Last week the Norwegian government released a study it had commissioned on its 2009 law that criminalized the buying of sex. Abolitionists everywhere lauded the results: “success!” The law, which had been modeled after the Swedish Model of criminalizing buyers of sexual services (known as “Ending Demand” for sexual services), was passed in 2009. Even before its impact was weighed, it was considered ripe for exporting to other countries. As Canada debates the passage of C36, another law based on the Swedish Model, the need for robust analysis on the impact of these laws is only growing. However, a review of the study’s findings show that for those touting the Swedish model, success means all collateral damages and no real results.
The most basic premise of the study’s methodology, the reduction of prostitution, is deeply flawed. While many are touting the law as a success, the findings note that “There are no national estimates of the size of the prostitution market after 2010. There is also large uncertainty with regard to previous market estimates and other estimates of the market today.”  The claim that overall, prostitution has been reduced, is based only on a decrease in the visibility of street-based prostitution in Oslo after the 2009 law increased in policing of the area.  Further undermining this data, the researchers note that the methodology of observing these locations was inconsistent in date, time, and season, and simply tried to control for these challenges during the analysis. 
Indoor prostitution was even more challenging for researchers to estimate, and the result is acknowledged to be an assumption, claiming “Our best estimate – with a high degree of uncertainty– is a market reduction of 10-20 percent compared to the situation before the law.” 
Does the law reduce trafficking? While the study has assumptions, it lacks any evidence. While the law was based on the notion of a reduction in trafficking, the findings do not point to a single piece of evidence, or even make this claim. While it notes the reasoning of why it would assume a reduction, such as an increase in penalties, the findings neither claim nor support this assumption.
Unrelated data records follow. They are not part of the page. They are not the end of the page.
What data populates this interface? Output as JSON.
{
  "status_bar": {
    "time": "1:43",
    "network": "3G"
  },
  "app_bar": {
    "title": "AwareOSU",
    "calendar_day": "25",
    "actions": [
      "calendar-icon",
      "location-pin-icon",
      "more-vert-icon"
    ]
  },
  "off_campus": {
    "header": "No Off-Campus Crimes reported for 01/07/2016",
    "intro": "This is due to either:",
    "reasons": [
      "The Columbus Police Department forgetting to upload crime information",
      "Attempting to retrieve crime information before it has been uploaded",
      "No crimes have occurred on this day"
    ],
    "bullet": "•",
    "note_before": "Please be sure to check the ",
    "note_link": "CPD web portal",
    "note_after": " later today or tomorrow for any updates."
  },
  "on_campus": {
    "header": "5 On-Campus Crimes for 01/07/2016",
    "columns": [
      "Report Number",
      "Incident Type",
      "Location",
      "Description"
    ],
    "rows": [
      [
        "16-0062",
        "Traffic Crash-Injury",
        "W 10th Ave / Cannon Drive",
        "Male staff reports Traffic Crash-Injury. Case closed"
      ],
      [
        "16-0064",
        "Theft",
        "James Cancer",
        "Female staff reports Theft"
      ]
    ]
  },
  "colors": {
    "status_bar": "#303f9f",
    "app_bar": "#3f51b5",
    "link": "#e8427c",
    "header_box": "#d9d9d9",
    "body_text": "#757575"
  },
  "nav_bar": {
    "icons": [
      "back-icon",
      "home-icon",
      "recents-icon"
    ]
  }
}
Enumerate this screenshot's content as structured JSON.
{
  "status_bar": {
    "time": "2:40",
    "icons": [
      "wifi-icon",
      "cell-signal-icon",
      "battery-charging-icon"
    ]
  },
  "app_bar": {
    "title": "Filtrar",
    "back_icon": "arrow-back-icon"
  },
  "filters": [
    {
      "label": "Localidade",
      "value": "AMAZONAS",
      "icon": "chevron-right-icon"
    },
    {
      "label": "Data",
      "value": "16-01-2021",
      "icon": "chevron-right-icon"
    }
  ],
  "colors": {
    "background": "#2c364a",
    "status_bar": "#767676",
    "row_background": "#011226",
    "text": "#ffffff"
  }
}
There is no police-based evidence that violence has increased – only evidence that people are less likely to report violence to police. The second claim that abolitionists are lauding is that the law did not lead to an increase in violence – but finding no evidence of an increase in violence is not the same as there being no increase in violence. No one is touting what they did find evidence for: sex workers report more safety concerns since the passage of the law and report being less likely to report violent clients. “People in prostitution are afraid that such actions will come back to halt them at later stages.” In the same breath, the report notes that police are not reporting higher instances of violence and that sex workers said they were less likely to report. The irresponsibility of calling this “no evidence of an increase in violence” is staggering.
What does the law do effectively? It increases vulnerability and contributes to poverty. The most disturbing parts of the findings were the many noted increases in vulnerability, while acknowledging the on-going need for resources and services. The findings openly state that “there is a need for providing more options for people that want to get out of prostitution. Language classes, work training and work options are considered to have clear positive effects and there is a need for more of such initiatives.” But despite this need for more options the study points out that for those in the sex trade, life is harder.
The increase in policing and targeting of those in the sex trade has only been able to increase the vulnerability of those in the sex trade. Interviews noted that sex workers reported a “weaker bargaining position” when interacting with clients, while at the same time lower prices mean taking on more clients. “Women in prostitution use the term ‘buyer’s market’ to address this tendency.” The results of this “weaker bargaining position” have been documented in a wide variety of circumstances, but in every case, it means that everything from physical boundaries to condom use to income is compromised for those in the sex trade. “Men and women in prostitution need to work harder now in order to secure 2008 income levels.” This means less discretion over clients, less autonomy, increased economic instability and a higher reliance on third parties.
Reducing the sex trade to the same supply and demand idea of butter and guns ignores the single most important factor: that those selling sexual services have demands of housing, food, and other basic resources. Being seen as simply a “supply” to an existing demand is a less-than-human status for which no one should stand. While the findings glibly note the need for more resources, it is exactly these options which will support those who want to leave the sex trade make their exit. We cannot define success as simply making the lives of those in the sex trade harder and creating laws that increase vulnerability and dependency is a basic violation of human rights. A study from the Sex Workers Project looked at the factors which led to the trafficking of 37 individuals from Mexico to the US. Of those respondents, 75% reported experiencing poverty, and often extreme hardship, prior to trafficking. Many reported food insecurity and a having to leave school because of financial reasons. We must expect and demand better from our laws and ourselves, and consider that dire collateral damage and economic instability should never be considered a success.